India will not only meet its climate commitments but is also set to overachieve, Prime Minister Narendra Modi said on November 22, 2020, speaking at a side event at the 15th summit of the G20 countries.
The announcement came just days after the United States, the world’s second largest emitter, elected Joe Biden as its next President, who has avowed net-zero carbon emissions by 2050. Biden promptly appointed John Kerry–a former diplomat instrumental in getting the US to sign on the Paris Agreement back in 2015–as his climate envoy.

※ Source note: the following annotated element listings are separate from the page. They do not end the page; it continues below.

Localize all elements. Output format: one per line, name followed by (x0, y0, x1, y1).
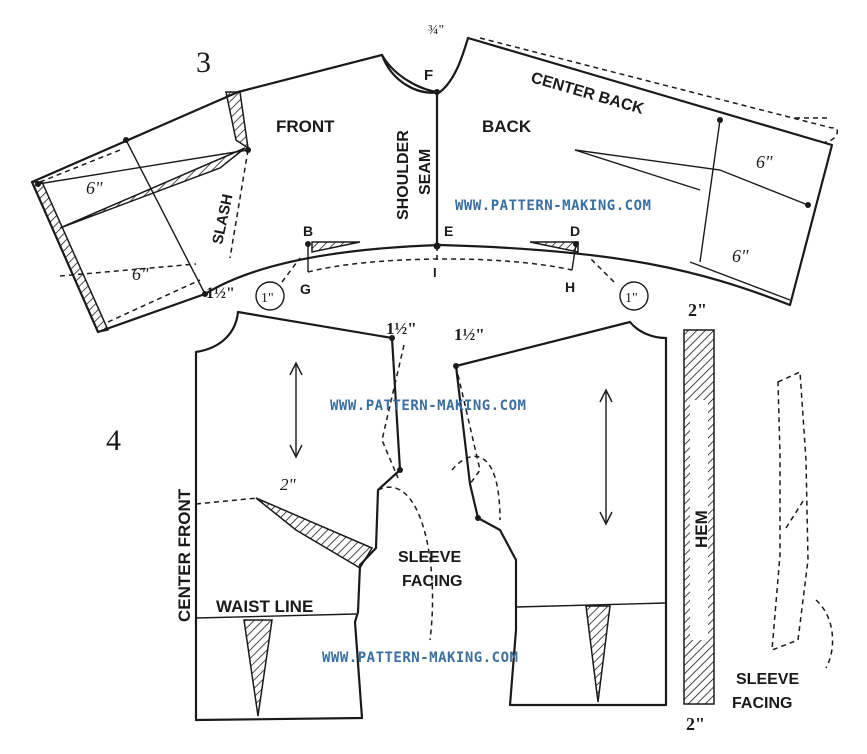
right-sleeve-facing (771, 370, 809, 652)
front-point-armhole (245, 147, 251, 153)
point-f-dot (434, 89, 440, 95)
front-dart-wedge (59, 147, 246, 229)
one-half-a: 1½" (386, 319, 417, 338)
point-b-label: B (303, 223, 313, 239)
two-top-label: 2" (688, 300, 707, 320)
front-point-bottom (202, 291, 208, 297)
back-outline (438, 36, 834, 307)
watermark-1: WWW.PATTERN-MAKING.COM (455, 198, 651, 214)
front-edge-wedge (30, 181, 110, 333)
back-dart-line (574, 149, 809, 206)
six-back-top: 6" (756, 152, 773, 172)
front-bust-dart (255, 497, 374, 570)
front-guide-line (125, 139, 206, 295)
step-4-number: 4 (106, 424, 121, 457)
front-piece-outline (194, 310, 402, 722)
front-label: FRONT (276, 117, 335, 136)
center-back-label: CENTER BACK (529, 70, 646, 119)
back-sleeve-dash (451, 455, 501, 521)
back-label: BACK (482, 117, 532, 136)
back-guide-line (699, 119, 721, 263)
front-arrow-bottom (59, 263, 197, 277)
two-bottom-label: 2" (686, 714, 705, 734)
center-front-label: CENTER FRONT (175, 488, 194, 622)
hem-label: HEM (692, 510, 711, 548)
front-grain-arrows (289, 361, 303, 459)
slash-line (229, 149, 249, 259)
front-point-top (123, 137, 129, 143)
one-inch-arrow-right (589, 257, 615, 283)
one-half-b: 1½" (454, 325, 485, 344)
center-back-extension (479, 37, 839, 143)
point-e-label: E (444, 223, 453, 239)
back-point-right (805, 202, 811, 208)
point-b-dot (305, 241, 311, 247)
sleeve-facing-word1: SLEEVE (398, 549, 461, 566)
point-i-label: I (433, 265, 437, 280)
waist-line-label: WAIST LINE (216, 597, 313, 616)
back-waist-dart (585, 605, 611, 703)
back-point-top (717, 117, 723, 123)
front-point-corner (35, 181, 41, 187)
front-crossline (37, 149, 249, 185)
one-inch-left: 1" (261, 291, 274, 306)
armhole-wedge (225, 91, 249, 150)
three-quarter-label: ¾" (428, 23, 444, 38)
step4-pieces (194, 310, 834, 722)
point-d-label: D (570, 223, 580, 239)
one-inch-arrow-left (281, 257, 301, 283)
front-shoulder-dot (389, 335, 395, 341)
hem-label-bg (690, 400, 708, 640)
step-3-number: 3 (196, 46, 211, 79)
back-piece-outline (454, 320, 668, 707)
six-front-top: 6" (86, 178, 103, 198)
dh-line (571, 243, 577, 271)
seam-label: SEAM (417, 149, 434, 195)
sleeve-facing-word2: FACING (402, 573, 462, 590)
gih-curve (307, 258, 573, 273)
step3-bodice (30, 36, 839, 334)
point-e-dot (433, 242, 441, 250)
right-facing-curve (815, 599, 834, 669)
front-waist-dart (243, 619, 273, 717)
six-back-bottom: 6" (732, 246, 749, 266)
one-half-front: 1½" (206, 285, 235, 302)
back-shoulder-dot (453, 363, 459, 369)
two-dart-label: 2" (280, 475, 297, 494)
one-inch-right: 1" (625, 291, 638, 306)
one-inch-circle-right (619, 281, 649, 311)
front-armhole-dot (397, 467, 403, 473)
shoulder-label: SHOULDER (395, 130, 412, 220)
point-g-label: G (300, 281, 311, 297)
back-armhole-dot (475, 515, 481, 521)
point-f-label: F (424, 67, 433, 84)
neckline-curve (380, 36, 470, 94)
point-d-dot (573, 241, 579, 247)
d-wedge (529, 241, 579, 253)
watermark-3: WWW.PATTERN-MAKING.COM (322, 650, 518, 666)
point-h-label: H (565, 279, 575, 295)
six-front-bottom: 6" (132, 264, 149, 284)
back-dart-line-2 (574, 149, 701, 191)
front-waist-line (195, 613, 357, 619)
front-outline (30, 53, 442, 334)
back-waist-line (515, 602, 667, 608)
front-slash-arrow (107, 279, 201, 323)
right-sleeve-facing-word2: FACING (732, 695, 792, 712)
b-wedge (311, 241, 361, 253)
right-sleeve-facing-word1: SLEEVE (736, 671, 799, 688)
right-facing-arrow (785, 497, 806, 529)
watermark-2: WWW.PATTERN-MAKING.COM (330, 398, 526, 414)
back-armhole-dash (455, 365, 481, 485)
slash-label: SLASH (209, 193, 236, 246)
back-bottom-guide (689, 261, 791, 301)
one-inch-circle-left (255, 281, 285, 311)
front-dart-guide (195, 497, 259, 505)
back-grain-arrows (599, 388, 613, 526)
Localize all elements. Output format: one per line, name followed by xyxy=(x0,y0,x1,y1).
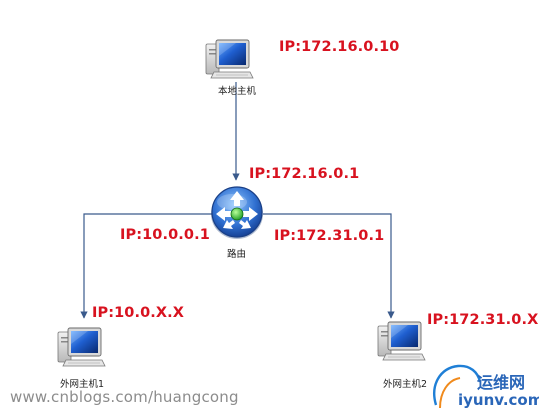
external-host-1-computer-icon xyxy=(57,327,106,367)
router-icon xyxy=(211,186,263,239)
link-router-to-external-2 xyxy=(263,213,395,319)
local-host-name-label: 本地主机 xyxy=(218,86,257,97)
external-host-1-name-label: 外网主机1 xyxy=(60,379,105,390)
router-right-ip-label: IP:172.31.0.1 xyxy=(274,228,385,244)
local-host-ip-label: IP:172.16.0.10 xyxy=(279,39,400,55)
logo-domain-text: iyunv.com xyxy=(458,391,539,409)
external-host-2-ip-label: IP:172.31.0.X xyxy=(427,312,539,328)
router-top-ip-label: IP:172.16.0.1 xyxy=(249,166,360,182)
iyunv-logo-icon xyxy=(433,364,482,409)
router-name-label: 路由 xyxy=(227,249,247,260)
external-host-2-computer-icon xyxy=(377,321,426,361)
external-host-1-ip-label: IP:10.0.X.X xyxy=(92,305,185,321)
external-host-2-name-label: 外网主机2 xyxy=(383,379,428,390)
router-left-ip-label: IP:10.0.0.1 xyxy=(120,227,210,243)
link-router-to-external-1 xyxy=(80,213,212,319)
blog-watermark: www.cnblogs.com/huangcong xyxy=(10,388,239,406)
local-host-computer-icon xyxy=(205,39,254,79)
logo-chinese-text: 运维网 xyxy=(477,373,526,392)
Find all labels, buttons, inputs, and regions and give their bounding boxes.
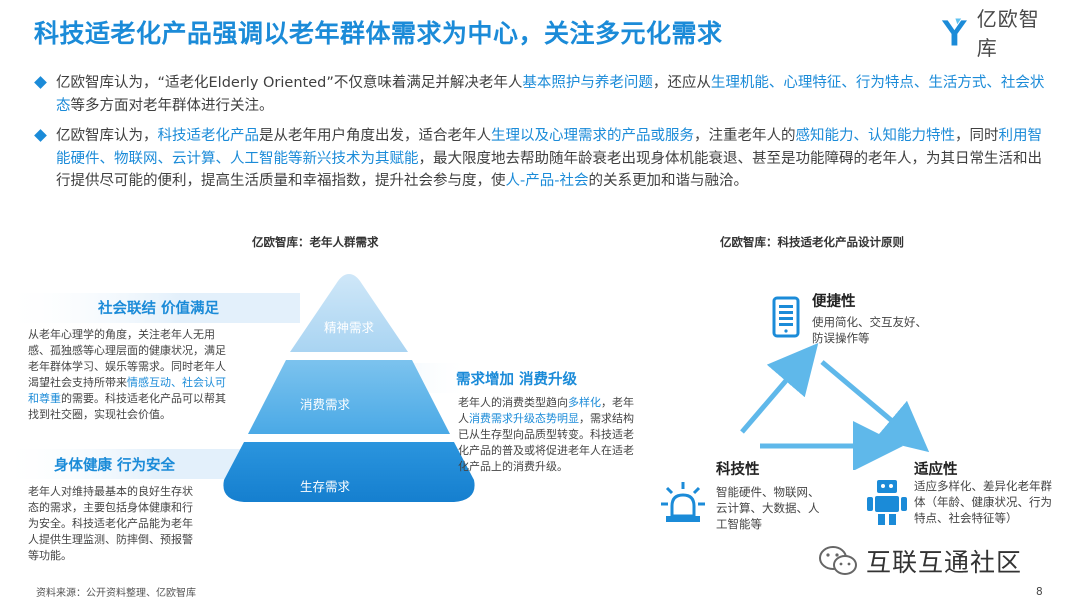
pyramid-top xyxy=(290,274,408,352)
bullet-highlight: 利用智能硬件、物联网、云计算、人工智能等新兴技术为其赋能 xyxy=(56,128,1042,167)
bullet-text: 是从老年用户角度出发，适合老年人 xyxy=(259,128,491,144)
consume-label: 需求增加 消费升级 xyxy=(456,372,578,388)
bullet-text: ，最大限度地去帮助随年龄衰老出现身体机能衰退、甚至是功能障碍的老年人，为其日常生… xyxy=(56,150,1042,190)
arrow-tech-to-convenience xyxy=(740,343,819,434)
arrow-convenience-to-adapt xyxy=(820,360,930,453)
tech-title: 科技性 xyxy=(716,462,760,478)
pyramid-bottom-label: 生存需求 xyxy=(299,479,350,494)
brand-logo: 亿欧智库 xyxy=(938,7,1058,60)
source-note: 资料来源：公开资料整理、亿欧智库 xyxy=(36,588,196,599)
bullet-text: 等多方面对老年群体进行关注。 xyxy=(70,97,274,114)
adapt-description: 适应多样化、差异化老年群体（年龄、健康状况、行为特点、社会特征等） xyxy=(914,479,1052,525)
alarm-light-icon xyxy=(661,482,705,522)
bullet-highlight: 感知能力、认知能力特性 xyxy=(795,128,956,144)
health-label: 身体健康 行为安全 xyxy=(54,458,176,474)
diamond-bullet-icon xyxy=(34,129,47,142)
tech-description: 智能硬件、物联网、云计算、大数据、人工智能等 xyxy=(716,485,820,531)
page-title: 科技适老化产品强调以老年群体需求为中心，关注多元化需求 xyxy=(34,19,723,48)
adapt-title: 适应性 xyxy=(914,462,958,478)
bullet-highlight: 生理以及心理需求的产品或服务 xyxy=(491,128,694,144)
logo-icon xyxy=(941,18,967,46)
cycle-arrows xyxy=(740,343,930,470)
bullet-text: 的关系更加和谐与融洽。 xyxy=(588,173,748,189)
band-health xyxy=(0,449,260,479)
intro-bullets: 亿欧智库认为，“适老化Elderly Oriented”不仅意味着满足并解决老年… xyxy=(34,72,1050,201)
consume-description: 老年人的消费类型趋向多样化，老年人消费需求升级态势明显，需求结构已从生存型向品质… xyxy=(458,396,634,473)
wechat-watermark: 互联互通社区 xyxy=(818,541,1068,581)
convenience-title: 便捷性 xyxy=(812,294,856,310)
bullet-highlight: 人-产品-社会 xyxy=(505,173,589,189)
bullet-item: 亿欧智库认为，科技适老化产品是从老年用户角度出发，适合老年人生理以及心理需求的产… xyxy=(34,125,1050,193)
social-description: 从老年心理学的角度，关注老年人无用感、孤独感等心理层面的健康状况，满足老年群体学… xyxy=(28,328,226,421)
left-section-title: 亿欧智库：老年人群需求 xyxy=(252,235,379,249)
bullet-text: ，注重老年人的 xyxy=(694,128,796,144)
convenience-description: 使用简化、交互友好、防误操作等 xyxy=(812,315,927,345)
logo-text: 亿欧智库 xyxy=(976,7,1040,60)
right-section-title: 亿欧智库：科技适老化产品设计原则 xyxy=(720,235,904,249)
health-description: 老年人对维持最基本的良好生存状态的需求，主要包括身体健康和行为安全。科技适老化产… xyxy=(28,485,193,562)
pyramid-middle-label: 消费需求 xyxy=(299,397,350,412)
needs-pyramid xyxy=(223,274,475,502)
bullet-item: 亿欧智库认为，“适老化Elderly Oriented”不仅意味着满足并解决老年… xyxy=(34,72,1050,117)
bullet-text: ，还应从 xyxy=(652,75,711,91)
pyramid-bottom xyxy=(223,442,475,502)
smartphone-icon xyxy=(772,296,800,338)
band-social xyxy=(0,293,300,323)
social-label: 社会联结 价值满足 xyxy=(98,301,220,317)
bullet-highlight: 生理机能、心理特征、行为特点、生活方式、社会状态 xyxy=(56,75,1045,114)
bullet-text: ，同时 xyxy=(955,128,999,144)
diamond-bullet-icon xyxy=(34,76,47,89)
pyramid-middle xyxy=(248,360,450,434)
watermark-text: 互联互通社区 xyxy=(866,548,1023,577)
wechat-icon xyxy=(819,546,857,575)
bullet-text: 亿欧智库认为，“适老化Elderly Oriented”不仅意味着满足并解决老年… xyxy=(56,75,523,91)
robot-icon xyxy=(867,480,907,525)
bullet-highlight: 基本照护与养老问题 xyxy=(522,75,653,91)
bullet-highlight: 科技适老化产品 xyxy=(157,128,260,144)
pyramid-top-label: 精神需求 xyxy=(323,320,374,335)
page-number: 8 xyxy=(1036,586,1043,598)
bullet-text: 亿欧智库认为， xyxy=(56,128,158,144)
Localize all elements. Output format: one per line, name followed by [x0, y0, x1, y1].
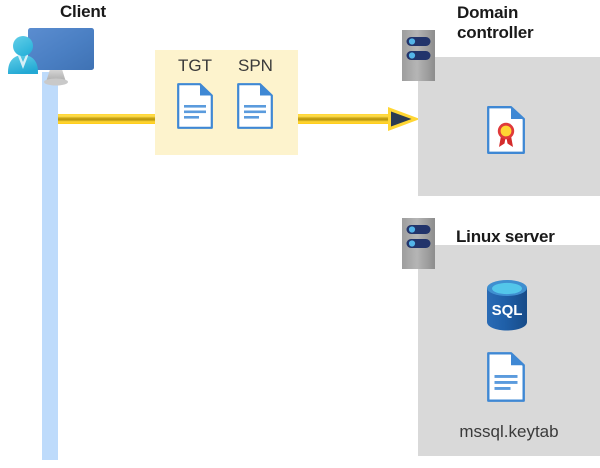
client-monitor-user-icon: [6, 26, 98, 90]
domain-controller-server-icon: [402, 30, 435, 81]
client-lifeline-bar: [42, 72, 58, 460]
tgt-label: TGT: [178, 56, 212, 75]
svg-text:SQL: SQL: [492, 302, 523, 319]
linux-server-server-icon: [402, 218, 435, 269]
certificate-document-icon: [487, 106, 525, 154]
domain-controller-title-line2: controller: [457, 23, 534, 42]
client-label: Client: [59, 2, 107, 21]
tgt-document-icon: [177, 83, 213, 129]
domain-controller-title: Domain controller: [457, 3, 597, 43]
spn-document-icon: [237, 83, 273, 129]
token-highlight-box: TGT SPN: [155, 50, 298, 155]
spn-label: SPN: [238, 56, 273, 75]
keytab-document-icon: [487, 352, 525, 402]
domain-controller-title-line1: Domain: [457, 3, 519, 22]
keytab-filename-label: mssql.keytab: [459, 422, 559, 441]
sql-database-icon: SQL: [483, 278, 531, 332]
linux-server-title: Linux server: [456, 227, 555, 246]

Just weeks ago, China, the world’s largest emitter, had announced that it would achieve net-zero emissions by 2060. [What is net-zero carbon emissions? See box]
This has turned the spotlight on India–the world’s third largest emitter of climate change-inducing carbon dioxide (CO2).
PM Modi’s speech was underwhelming for some climate researchers, who saw it as yet another proof of India’s hesitation to aim high. India’s global climate strategy has always been about under-promising and over-delivering, said Vaibhav Chaturvedi, fellow with the think-tank Council on Energy, Environment and Water (CEEW).
“We knew back in 2017-2018 that India is going to overperform on its climate commitment of reaching 40% renewable energy in its electricity mix by 2030,” he said.